Era a hipótese de um final perfeito. Marta já tinha anunciado que, aos 39 anos, ia deixar a seleção depois dos Jogos Olímpicos. Levou a carreira na canarinha o mais longe que conseguiu, mas na final o Brasil perdeu contra os Estados Unidos (1-0). O escrete ficou com a medalha de prata e Marta com uma lacuna no palmarés

Robert Cianflone

Tempos houve em que as melhores equipas no futebol feminino não usavam o símbolo dos maiores clubes do mundo. Se tanto se perpetua que esta modalidade é um negócio, então a vertente em que são elas a tomar conta da bola começou por ser uma startup, um nicho onde se reconhecia existir potencial, mas que não era um investimento seguro. Possivelmente, chumbaria no escrutínio do Shark Tank.

Uma variante que parecia ter a força dum castelo de cartas construiu as suas muralhas, sustentou-se e criou pontes pelo mundo para que o fenómeno tivesse vias de transporte que o espalhasse pelo mundo sem ficar preso na alfândega. Nesse início, quando alguém vislumbrou que o futebol feminino era bom demais para ficar coalhado em algumas geografias, Marta era uma das jogadoras a guiar a revolução.

O cenário transformou-se. Veja-se como a final da Liga dos Campeões, em 2014, se jogou no Estádio do Restelo como uma banda que atua no palco secundário de um festival onde a final masculina, disputada no Estádio da Luz, era cabeça de cartaz. A equipa campeã europeia vai voltar a ser decidida em Lisboa, em 2025, mas no Estádio de Alvalade, num evento que vale por si mesmo.

Nessa final disputada em Belém, Marta representou o Tyresö, equipa sueca que perdeu o troféu para o Wolfsburgo. Tinha já sido cinco vezes melhor do mundo e ainda seria uma sexta, em 2018. O mediatismo que o futebol feminino alcançou enaltece-a mais agora, que está mais perto da reforma, do que quando ninguém neste planeta a superava em campo. Quem sabe por isso não tenha adiado o cessar de atividade, para poder sentir todo o reconhecimento que não teve quando jogava só para si.

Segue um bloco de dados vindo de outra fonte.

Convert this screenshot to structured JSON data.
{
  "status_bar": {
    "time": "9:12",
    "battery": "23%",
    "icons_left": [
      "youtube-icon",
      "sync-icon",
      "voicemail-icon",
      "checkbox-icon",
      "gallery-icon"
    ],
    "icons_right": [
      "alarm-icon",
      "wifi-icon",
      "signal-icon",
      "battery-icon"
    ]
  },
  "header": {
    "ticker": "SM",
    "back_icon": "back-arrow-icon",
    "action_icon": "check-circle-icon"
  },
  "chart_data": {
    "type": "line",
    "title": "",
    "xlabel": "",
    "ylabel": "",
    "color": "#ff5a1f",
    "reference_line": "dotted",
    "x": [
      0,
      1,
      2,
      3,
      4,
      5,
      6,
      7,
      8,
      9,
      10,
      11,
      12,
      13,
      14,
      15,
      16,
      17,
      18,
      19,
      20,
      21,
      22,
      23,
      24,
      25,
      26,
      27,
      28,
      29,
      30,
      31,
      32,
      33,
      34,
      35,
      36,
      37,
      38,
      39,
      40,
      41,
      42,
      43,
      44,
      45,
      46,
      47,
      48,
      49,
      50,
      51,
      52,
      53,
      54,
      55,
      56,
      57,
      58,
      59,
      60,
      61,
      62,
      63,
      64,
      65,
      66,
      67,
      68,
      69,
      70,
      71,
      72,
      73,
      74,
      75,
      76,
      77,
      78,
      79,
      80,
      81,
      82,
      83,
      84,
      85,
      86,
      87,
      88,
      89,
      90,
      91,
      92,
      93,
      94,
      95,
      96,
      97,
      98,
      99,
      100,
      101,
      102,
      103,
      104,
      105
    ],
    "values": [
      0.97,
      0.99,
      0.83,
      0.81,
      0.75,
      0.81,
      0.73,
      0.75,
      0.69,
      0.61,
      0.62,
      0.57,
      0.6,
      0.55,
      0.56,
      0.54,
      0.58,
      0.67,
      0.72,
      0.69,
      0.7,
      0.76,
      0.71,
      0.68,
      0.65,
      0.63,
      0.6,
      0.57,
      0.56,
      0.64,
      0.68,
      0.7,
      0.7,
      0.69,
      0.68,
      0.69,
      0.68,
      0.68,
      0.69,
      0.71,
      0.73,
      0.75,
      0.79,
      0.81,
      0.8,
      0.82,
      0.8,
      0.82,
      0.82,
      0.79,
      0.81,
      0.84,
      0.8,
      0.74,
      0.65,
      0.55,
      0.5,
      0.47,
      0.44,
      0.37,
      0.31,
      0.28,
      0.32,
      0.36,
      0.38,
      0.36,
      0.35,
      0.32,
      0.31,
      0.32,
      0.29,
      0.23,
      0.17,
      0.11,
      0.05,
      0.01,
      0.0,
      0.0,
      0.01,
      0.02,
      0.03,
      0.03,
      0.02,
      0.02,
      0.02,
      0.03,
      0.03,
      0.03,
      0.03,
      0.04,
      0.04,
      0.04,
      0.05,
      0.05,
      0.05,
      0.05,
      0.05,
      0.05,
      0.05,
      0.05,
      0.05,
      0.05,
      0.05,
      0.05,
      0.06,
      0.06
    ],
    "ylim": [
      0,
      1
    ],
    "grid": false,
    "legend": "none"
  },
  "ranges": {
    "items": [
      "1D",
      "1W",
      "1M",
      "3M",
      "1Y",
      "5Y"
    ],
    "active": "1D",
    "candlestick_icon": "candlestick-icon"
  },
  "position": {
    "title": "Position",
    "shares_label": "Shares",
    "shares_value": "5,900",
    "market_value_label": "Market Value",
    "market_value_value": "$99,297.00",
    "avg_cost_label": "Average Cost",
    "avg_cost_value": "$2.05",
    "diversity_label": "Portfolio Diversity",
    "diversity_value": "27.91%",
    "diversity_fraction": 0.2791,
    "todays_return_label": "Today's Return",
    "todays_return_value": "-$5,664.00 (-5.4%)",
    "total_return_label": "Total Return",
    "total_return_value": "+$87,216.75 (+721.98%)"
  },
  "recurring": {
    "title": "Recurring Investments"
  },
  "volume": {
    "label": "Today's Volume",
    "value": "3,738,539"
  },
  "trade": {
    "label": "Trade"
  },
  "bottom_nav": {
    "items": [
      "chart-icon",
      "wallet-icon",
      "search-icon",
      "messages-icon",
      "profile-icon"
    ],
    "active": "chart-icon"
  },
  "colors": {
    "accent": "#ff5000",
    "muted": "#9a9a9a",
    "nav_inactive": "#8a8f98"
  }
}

A grandeza adiou-lhe a despedida da seleção até aos 38 anos, idade com que chegou a Paris para disputar os sextos Jogos Olímpicos da sua carreira, competição que, tal como anunciou, vai ser a sua última ao serviço do Brasil. Com a canarinha na final, Marta voltava a ter a oportunidade de conquistar um inédito título olímpico que lhe serviria de consagração ao sublime percurso.

JONATHAN NACKSTRAND

Na maioria das vezes, as superstições merecem ser descartadas por não serem mais do que meras defesas que a natureza humana acha que têm o destino decidido antes de se consumarem as ações. Mas, neste caso, dava tanta vontade de acreditar... Marta tinha duas finais perdidas e havia uma nuvem de esperança carregada daquela fé que se deposita nas terceiras vezes. Além disso, o Brasil escapou por um triz à eliminação na fase de grupos, apurando-se para os quartos de final como um dos melhores terceiros. Num lance infeliz, Marta foi expulsa contra a Espanha, deixando o escrete à mercê de ser eliminado enquanto ela cumpria suspensão.

O Brasil resistiu. Eliminou a anfitriã França, deixou por terra a campeã do mundo Espanha e marcou presença na final contra os Estados Unidos. No jogo de atribuição da medalha de ouro, a canarinha começou por marcar primeiro. Acontece que Ludmila tirou partido de posição irregular e o lance foi invalidado. Marta começou por apreciar o jogo do banco e aos 61 minutos saltou lá para dentro.

Emma Hayes foi contratada para treinar os Estados Unidos e evitar que a equipa deixasse de claudicar nos momentos decisivos. O Mundial 2023 foi o maior exemplo disso. De facto, a técnica proveniente do Chelsea conseguiu a primeira grande conquista e deu às norte-americanas o quinto título olímpico graças ao golo solitário de Mallory Swanson.

As superstições não são mesmo de fiar. Marta tinha a oportunidade de, ao fim de mais de duas centenas de jogos pelo Brasil, viver o final perfeito que merecia. Não o conseguiu. Vai deixar a seleção sem nenhuma medalha de ouro e sem o Mundial, as duas grandes lacunas do seu palmarés. Permanece o legado de uma rainha que abandona o seu trono com a terceira medalha de prata, mas com uma coroa de ouro.